Di sisi lain ada pihak yang berpendapat bahwa derajat formalisasi suatu organisasi perlu mencakup
seluruh peraturan dan prosedur yang tertulis maupun yang tidak tertulis. Cara mengukur derajat
formalisasi semacam ini dianggap lebih lengkap karena mempertimbangkan juga persepsi karyawan dalam
pengukuran derajat formalisasi. Dengan demikian, pengukuran derajat formalisasi menurut pandangan
semacam ini dilakukan dengan cara yang lebih lengkap, yaitu:
1) memeriksa banyaknya dokumen resmi yang digunakan dalam kegiatan organisasi;
2) mempertimbangkan sikap karyawan dalam mematuhi peraturan atau dalam menjalankan
prosedur;
3) mempertimbangkan kejelasan prosedur kerja yang berlaku;
4) memeriksa konsistensi organisasi dalam memaksakan dipatuhinya peraturan.
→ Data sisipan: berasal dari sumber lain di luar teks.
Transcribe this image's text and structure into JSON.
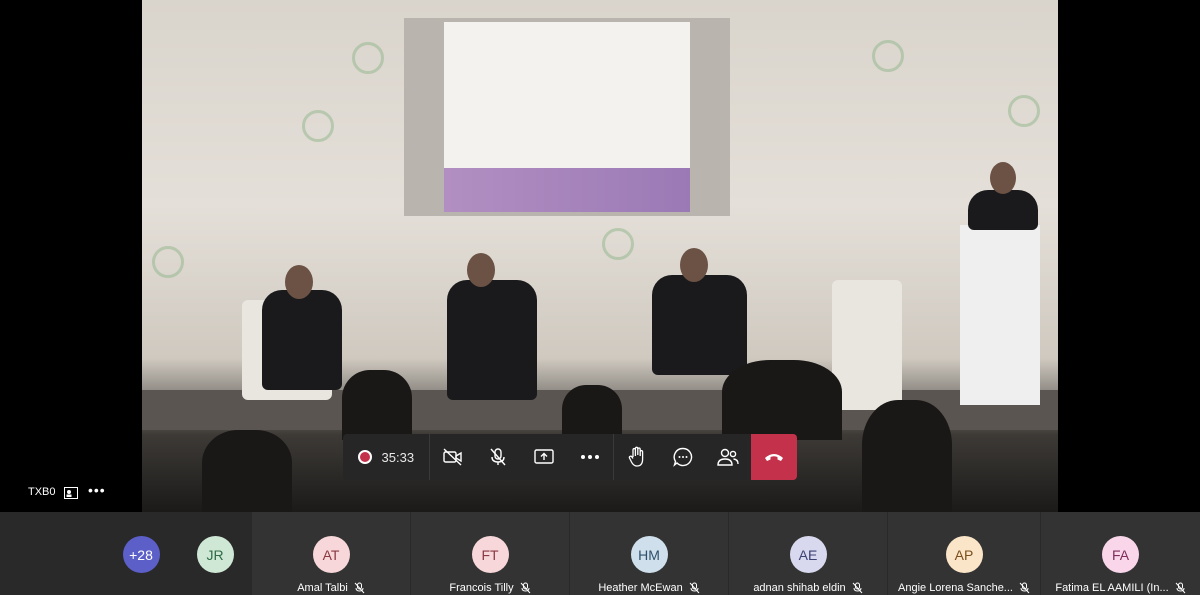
{
  "meeting": {
    "self_label": "TXB0",
    "timer": "35:33"
  },
  "toolbar": {
    "buttons": [
      "camera-off",
      "mic-off",
      "share",
      "more",
      "raise-hand",
      "chat",
      "people",
      "leave"
    ]
  },
  "participants": {
    "overflow_count": "+28",
    "overflow_color": "#5b5fc7",
    "tiles": [
      {
        "initials": "JR",
        "name": "",
        "avatar_bg": "#cfe8d6",
        "avatar_fg": "#2f6b45"
      },
      {
        "initials": "AT",
        "name": "Amal Talbi",
        "avatar_bg": "#f7d7d9",
        "avatar_fg": "#8a3a42"
      },
      {
        "initials": "FT",
        "name": "Francois Tilly",
        "avatar_bg": "#f7d7d9",
        "avatar_fg": "#8a3a42"
      },
      {
        "initials": "HM",
        "name": "Heather McEwan",
        "avatar_bg": "#cfe0ec",
        "avatar_fg": "#2f4f6b"
      },
      {
        "initials": "AE",
        "name": "adnan shihab eldin",
        "avatar_bg": "#d8d9ee",
        "avatar_fg": "#3e4273"
      },
      {
        "initials": "AP",
        "name": "Angie Lorena Sanche...",
        "avatar_bg": "#fbe5c8",
        "avatar_fg": "#7a4f1d"
      },
      {
        "initials": "FA",
        "name": "Fatima EL AAMILI (In...",
        "avatar_bg": "#f9d6ea",
        "avatar_fg": "#7d2e5c"
      }
    ]
  },
  "colors": {
    "leave": "#c4314b",
    "record": "#c4314b",
    "toolbar_bg": "#262626"
  }
}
Dua pandangan tersebut merupakan cara yang berbeda dalam mengukur hal yang sama, yaitu
formalisasi. Pandangan yang satu mengukur formalisasi hanya dengan berdasarkan data, yaitu dengan
mengukur banyaknya dokumen resmi yang digunakan dalam kegiatan organisasi, sedangkan pandangan
kedua selain mempertimbangkan banyaknya dokumen resmi yang digunakan dalam kegiatan organisasi,
juga mencoba mendapat gambaran mengenai sikap (attitude) dari karyawan terhadap berbagai peraturan
maupun prosedur yang digunakan. Oleh karena itu, dapat disimpulkan bahwa pengukuran derajat
formalisasi yang hanya mempertimbangkan tin cat penggunaan dokumen tertulis saja maka dapat
diragukan ketepatannya.
Derajat formalisasi perlu diukur dengan menggunakan dimensi yang lebih lengkap, yaitu baik
menggunakan dokumen tertulis maupun dengan memeriksa persepsi anggota organisasi yang dapat
mempengaruhi sikap (attitude) mereka terhadap corak pengaturan yang diberlakukan. Pengukuran derajat
formalisasi dengan cara semacam ini dianggap mampu memperoleh gambaran yang lebih realistis
mengenai corak kehidupan yang sebenarnya dalam organisasi. Perilaku karyawan mestinya dipengaruhi
oleh corak peraturan dan prosedur resmi yang berlaku, dan juga oleh aturan-aturan tidak resmi maupun
berbagai kebiasaan dalam organisasi. Contoh, para petugas pemasaran sebuah perusahaan selalu
mengenakan dasi apabila mereka mengunjungi pelanggan padahal di perusahaan itu tidak pernah ada
peraturan tertulis ataupun pemberlakuan secara resmi mengenai penggunaan dasi.